Le président de la République a félicité Vincent Lindon, Emmanuelle Bercot et Jacques Audiard pour leurs prix remportés à Cannes dimanche. Tous pour des films durs sur la société.

Avec trois prix dont la Palme d’or les Français ont brillé au Festival de Cannes qui s’est achevé dimanche. Dans un communiqué, François Hollande a adressé des félicitations appuyées à Vincent Lindon, vainqueur du Prix d’interprétation masculine dans La loi du marché de Stéphane Brizé.

Dans ce film, l’acteur de 55 ans incarne un chômeur de longue durée embauché comme vigile confronté à un dilemme lorsqu’il lui est demandé d’espionner ses collègues.

Pour le chef de l’Etat, "plus qu’un rôle, c’est un message de fraternité adressé au monde du travail", écrit l’Elysée. Le chef de l'Etat a également félicité Jacques Audiard, Palme d'Or pour Dheepan et Emmanuelle Bercot, Prix d'interprétation féminine dans Mon Roi de Maïwenn.

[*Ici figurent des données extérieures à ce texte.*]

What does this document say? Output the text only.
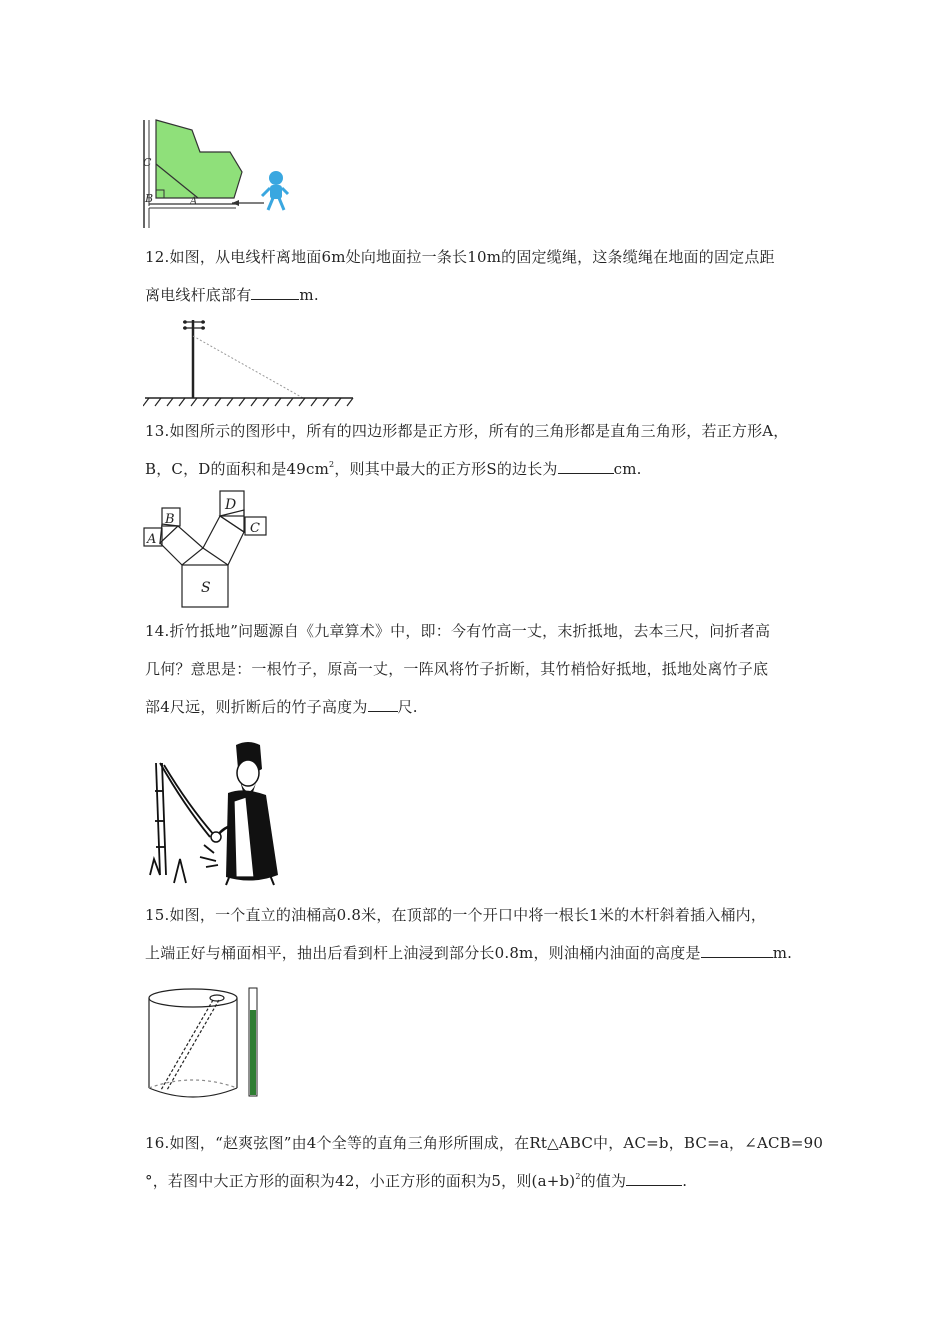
C
B	A
12.如图，从电线杆离地面6m处向地面拉一条长10m的固定缆绳，这条缆绳在地面的固定点距
离电线杆底部有	m.
13.如图所示的图形中，所有的四边形都是正方形，所有的三角形都是直角三角形，若正方形A，
B，C，D的面积和是$49cm^2$，则其中最大的正方形S的边长为	cm.
A
B
D
C
S
14.折竹抵地”问题源自《九章算术》中，即：今有竹高一丈，末折抵地，去本三尺，问折者高
几何？意思是：一根竹子，原高一丈，一阵风将竹子折断，其竹梢恰好抵地，抵地处离竹子底
部4尺远，则折断后的竹子高度为 尺.
15.如图，一个直立的油桶高0.8米，在顶部的一个开口中将一根长1米的木杆斜着插入桶内，
上端正好与桶面相平，抽出后看到杆上油浸到部分长0.8m，则油桶内油面的高度是	m.
16.如图，“赵爽弦图”由4个全等的直角三角形所围成，在Rt△ABC中，AC=b，BC=a，∠ACB=90
°，若图中大正方形的面积为42，小正方形的面积为5，则$(a+b)^2$的值为	.
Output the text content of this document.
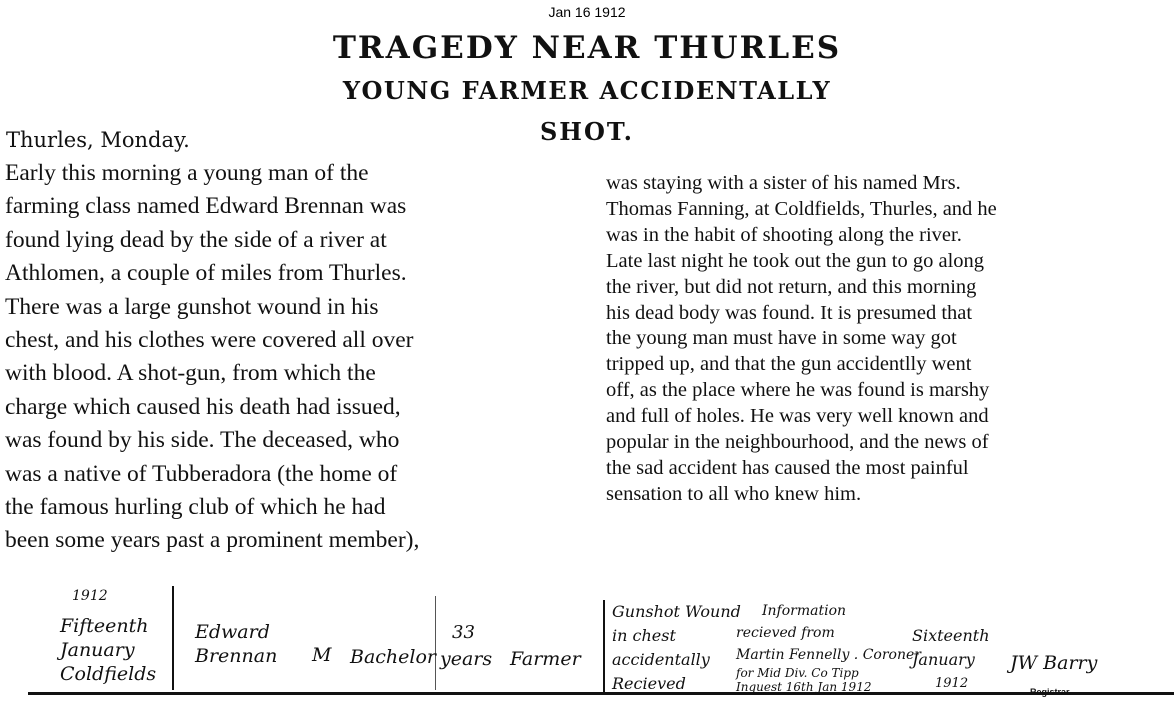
Jan 16 1912
TRAGEDY NEAR THURLES
YOUNG FARMER ACCIDENTALLY
SHOT.
Thurles, Monday.
Early this morning a young man of the
farming class named Edward Brennan was
found lying dead by the side of a river at
Athlomen, a couple of miles from Thurles.
There was a large gunshot wound in his
chest, and his clothes were covered all over
with blood. A shot-gun, from which the
charge which caused his death had issued,
was found by his side. The deceased, who
was a native of Tubberadora (the home of
the famous hurling club of which he had
been some years past a prominent member),
was staying with a sister of his named Mrs.
Thomas Fanning, at Coldfields, Thurles, and he
was in the habit of shooting along the river.
Late last night he took out the gun to go along
the river, but did not return, and this morning
his dead body was found. It is presumed that
the young man must have in some way got
tripped up, and that the gun accidentlly went
off, as the place where he was found is marshy
and full of holes. He was very well known and
popular in the neighbourhood, and the news of
the sad accident has caused the most painful
sensation to all who knew him.
1912
Fifteenth
January
Coldfields
Edward
Brennan M Bachelor
33
years Farmer
Gunshot Wound
in chest
accidentally
Recieved
Information
recieved from
Martin Fennelly . Coroner
for Mid Div. Co Tipp
Inquest 16th Jan 1912
Sixteenth
January
1912
JW Barry
Registrar.
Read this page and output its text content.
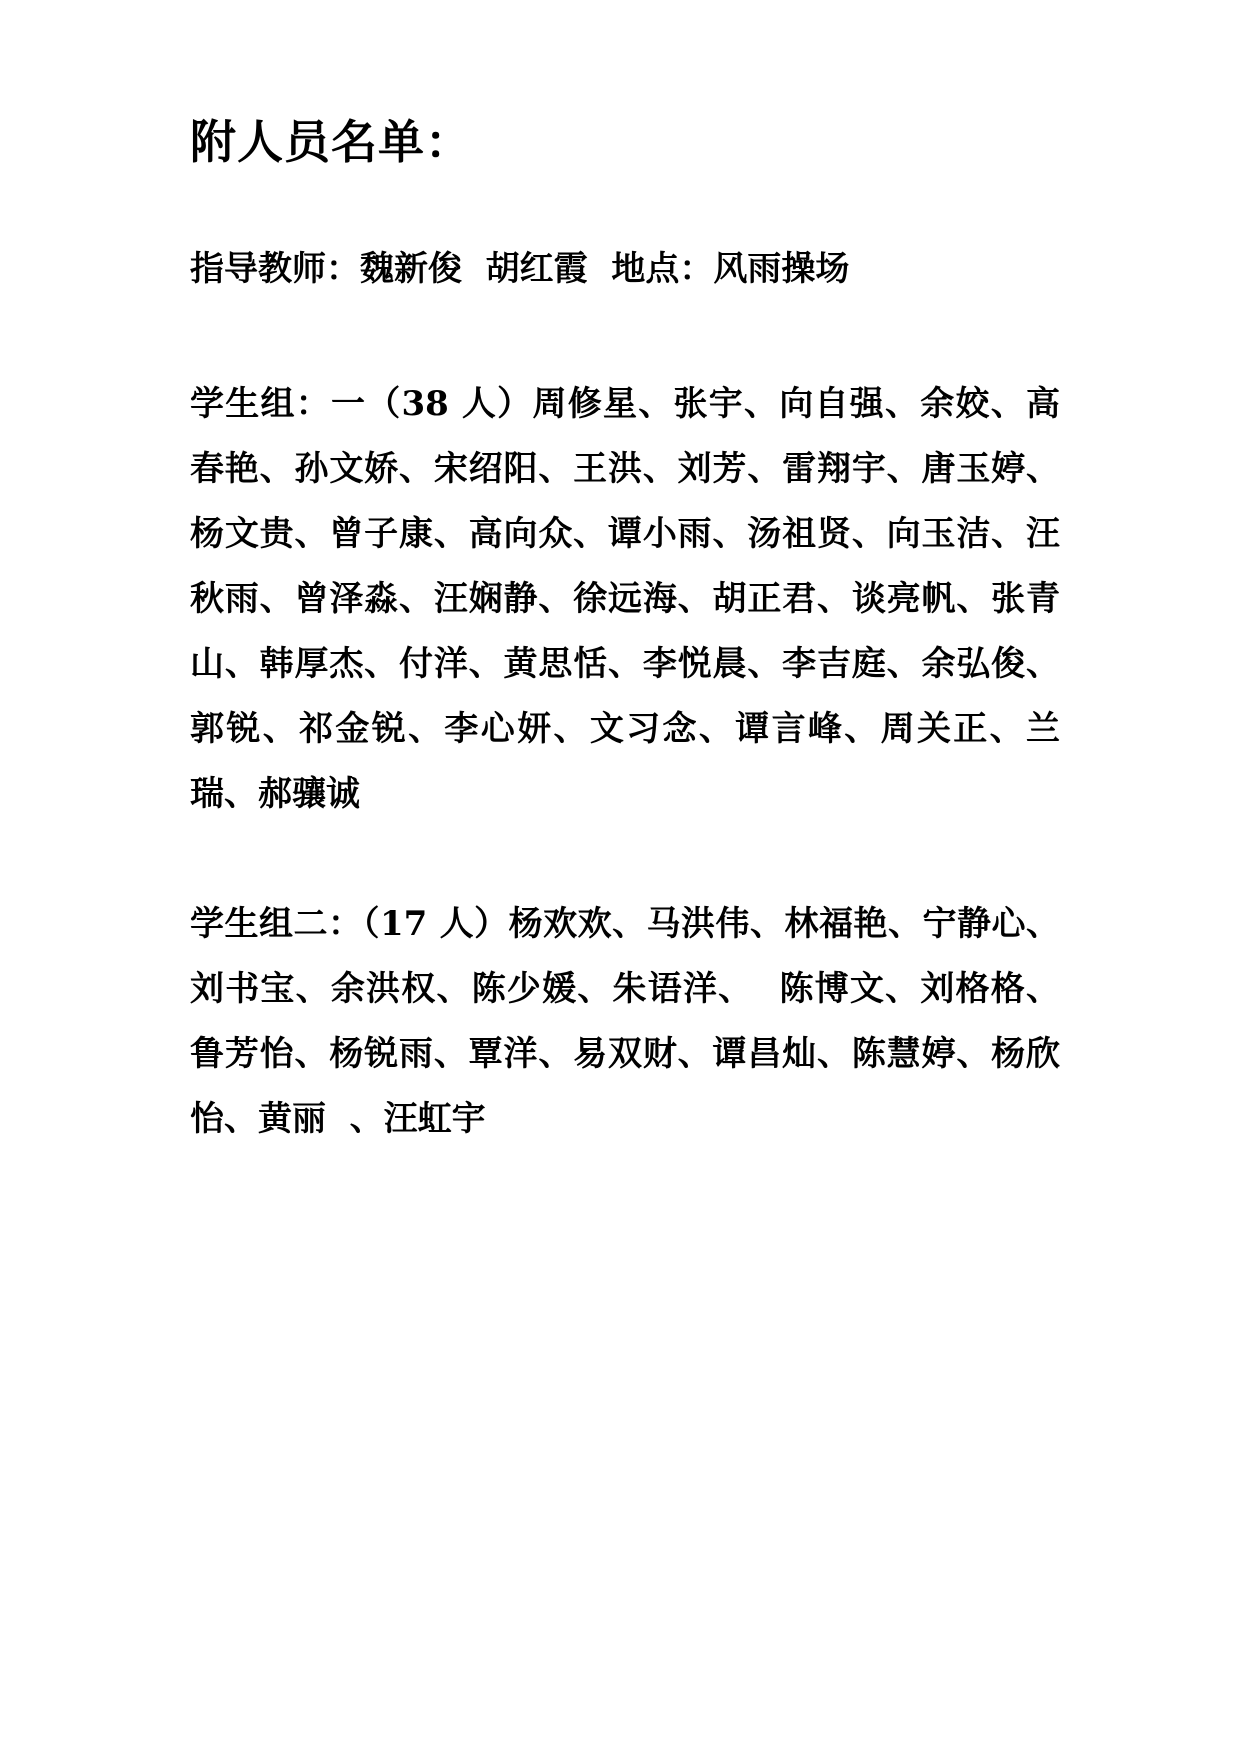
附人员名单：

指导教师：魏新俊  胡红霞  地点：风雨操场

学生组：一（38 人）周修星、张宇、向自强、余姣、高春艳、孙文娇、宋绍阳、王洪、刘芳、雷翔宇、唐玉婷、杨文贵、曾子康、高向众、谭小雨、汤祖贤、向玉洁、汪秋雨、曾泽淼、汪娴静、徐远海、胡正君、谈亮帆、张青山、韩厚杰、付洋、黄思恬、李悦晨、李吉庭、余弘俊、郭锐、祁金锐、李心妍、文习念、谭言峰、周关正、兰瑞、郝骧诚

学生组二：（17 人）杨欢欢、马洪伟、林福艳、宁静心、刘书宝、余洪权、陈少媛、朱语洋、  陈博文、刘格格、鲁芳怡、杨锐雨、覃洋、易双财、谭昌灿、陈慧婷、杨欣怡、黄丽  、汪虹宇
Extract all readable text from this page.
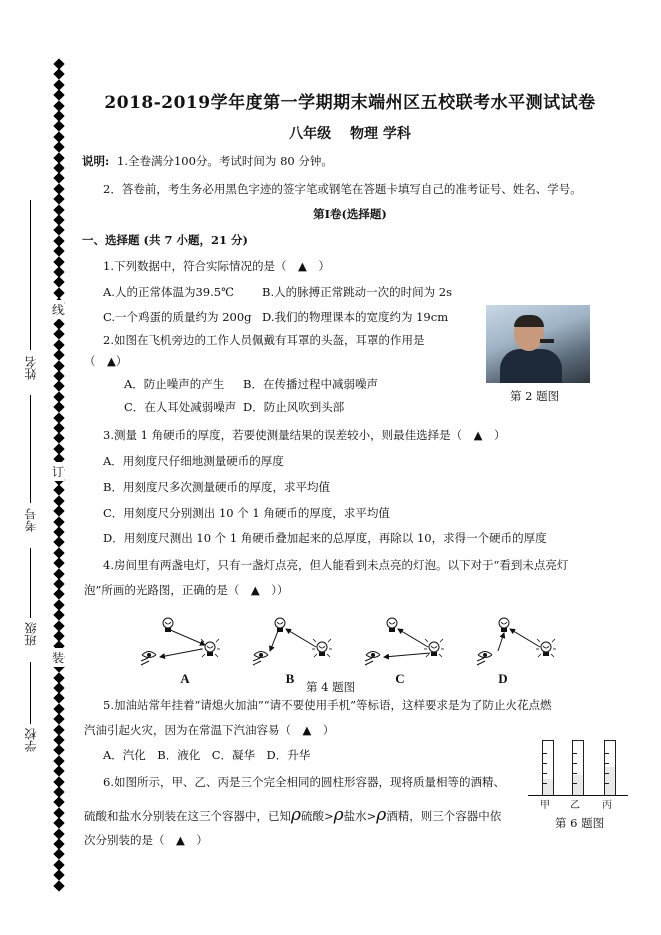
线
订
装
姓名
考号
班级
学校
2018-2019学年度第一学期期末端州区五校联考水平测试试卷
八年级　 物理 学科
说明: 1.全卷满分100分。考试时间为 80 分钟。
2．答卷前，考生务必用黑色字迹的签字笔或钢笔在答题卡填写自己的准考证号、姓名、学号。
第Ⅰ卷(选择题)
一、选择题 (共 7 小题，21 分)
1.下列数据中，符合实际情况的是（　▲　）
A.人的正常体温为39.5℃ B.人的脉搏正常跳动一次的时间为 2s
C.一个鸡蛋的质量约为 200g D.我们的物理课本的宽度约为 19cm
2.如图在飞机旁边的工作人员佩戴有耳罩的头盔，耳罩的作用是
（　▲）
A．防止噪声的产生 B．在传播过程中减弱噪声
C．在人耳处减弱噪声 D．防止风吹到头部
第 2 题图
3.测量 1 角硬币的厚度，若要使测量结果的误差较小，则最佳选择是（　▲　）
A．用刻度尺仔细地测量硬币的厚度
B．用刻度尺多次测量硬币的厚度，求平均值
C．用刻度尺分别测出 10 个 1 角硬币的厚度，求平均值
D．用刻度尺测出 10 个 1 角硬币叠加起来的总厚度，再除以 10，求得一个硬币的厚度
4.房间里有两盏电灯，只有一盏灯点亮，但人能看到未点亮的灯泡。以下对于“看到未点亮灯
泡”所画的光路图，正确的是（　▲　））
A	B	C	D
第 4 题图
5.加油站常年挂着“请熄火加油”“请不要使用手机”等标语，这样要求是为了防止火花点燃
汽油引起火灾，因为在常温下汽油容易（　▲　）
A．汽化　B．液化　C．凝华　D．升华
6.如图所示，甲、乙、丙是三个完全相同的圆柱形容器，现将质量相等的酒精、
硫酸和盐水分别装在这三个容器中，已知ρ硫酸>ρ盐水>ρ酒精，则三个容器中依
次分别装的是（　▲　）
甲 乙 丙
第 6 题图
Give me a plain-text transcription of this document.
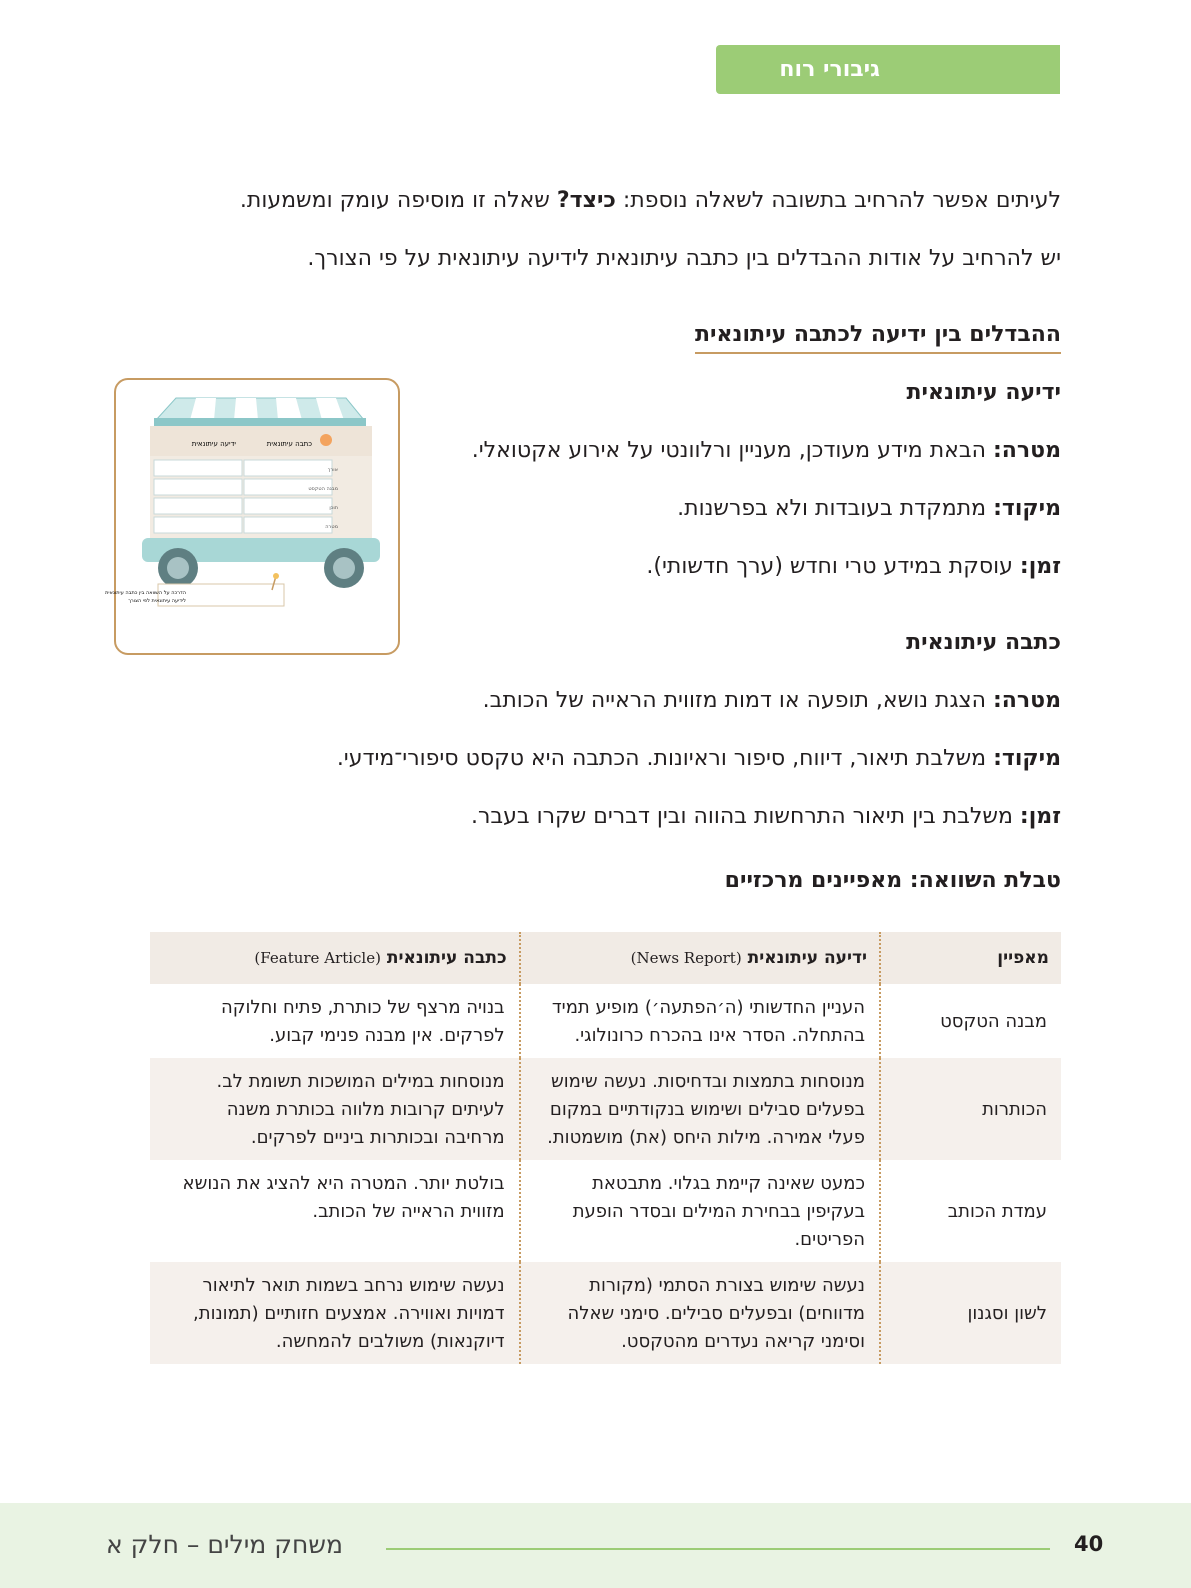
גיבורי רוח
לעיתים אפשר להרחיב בתשובה לשאלה נוספת: כיצד? שאלה זו מוסיפה עומק ומשמעות.
יש להרחיב על אודות ההבדלים בין כתבה עיתונאית לידיעה עיתונאית על פי הצורך.
ההבדלים בין ידיעה לכתבה עיתונאית
ידיעה עיתונאית
מטרה: הבאת מידע מעודכן, מעניין ורלוונטי על אירוע אקטואלי.
מיקוד: מתמקדת בעובדות ולא בפרשנות.
זמן: עוסקת במידע טרי וחדש (ערך חדשותי).
כתבה עיתונאית
מטרה: הצגת נושא, תופעה או דמות מזווית הראייה של הכותב.
מיקוד: משלבת תיאור, דיווח, סיפור וראיונות. הכתבה היא טקסט סיפורי־מידעי.
זמן: משלבת בין תיאור התרחשות בהווה ובין דברים שקרו בעבר.
ידיעה עיתונאית	כתבה עיתונאית
אורך
מבנה הטקסט
תוכן
מטרה
הדרכה על השוואה בין כתבה עיתונאית
לידיעה עיתונאית לפי הצורך
טבלת השוואה: מאפיינים מרכזיים
מאפיין	ידיעה עיתונאית (News Report)	כתבה עיתונאית (Feature Article)
מבנה הטקסט	העניין החדשותי (ה׳הפתעה׳) מופיע תמיד בהתחלה. הסדר אינו בהכרח כרונולוגי.	בנויה מרצף של כותרת, פתיח וחלוקה לפרקים. אין מבנה פנימי קבוע.
הכותרות	מנוסחות בתמצות ובדחיסות. נעשה שימוש בפעלים סבילים ושימוש בנקודתיים במקום פעלי אמירה. מילות היחס (את) מושמטות.	מנוסחות במילים המושכות תשומת לב. לעיתים קרובות מלווה בכותרת משנה מרחיבה ובכותרות ביניים לפרקים.
עמדת הכותב	כמעט שאינה קיימת בגלוי. מתבטאת בעקיפין בבחירת המילים ובסדר הופעת הפריטים.	בולטת יותר. המטרה היא להציג את הנושא מזווית הראייה של הכותב.
לשון וסגנון	נעשה שימוש בצורת הסתמי (מקורות מדווחים) ובפעלים סבילים. סימני שאלה וסימני קריאה נעדרים מהטקסט.	נעשה שימוש נרחב בשמות תואר לתיאור דמויות ואווירה. אמצעים חזותיים (תמונות, דיוקנאות) משולבים להמחשה.
40
משחק מילים – חלק א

Sur Twitter, Manuel Valls a aussi félicité l’acteur pour "la force de son interprétation" dans "un film qui parle du monde avec finesse et justesse".

Le cinéma récompensé peint les difficultés sociales

Pourtant malgré les félicitations au sommet de l'Etat, le rôle de Vincent Lindon rappelle durement la situation sociale que connaît la France ces dernières années avec un taux de chômage de 10%. La Loi du marché, le film de Stéphane Brizé illustre également les difficultés auxquelles sont confrontés beaucoup de Français face au chômage de longue durée.

Certains internautes n'ont d'ailleurs pas manqué de relever le paradoxe. "Hollande et Valls se réjouissent" des récompenses reçues par le cinéma français "qui dénonce lui la mauvaise santé du pays", écrit une internaute sur Twitter. "Hollande se réjouit du palmarès de Cannes qui en mettant le chômage à l'honneur reconnaît de ce fait la performance de sa politique", raille un autre sur le réseau social. 

La Palme d'Or, également française qui récompense le film Dheepan de Jacques Audiard peint aussi un portrait sombre de la vie de réfugiés Tamouls dans une banlieue française. Des portraits de la société française, éludés par les politiques dans leurs tweets de félicitation.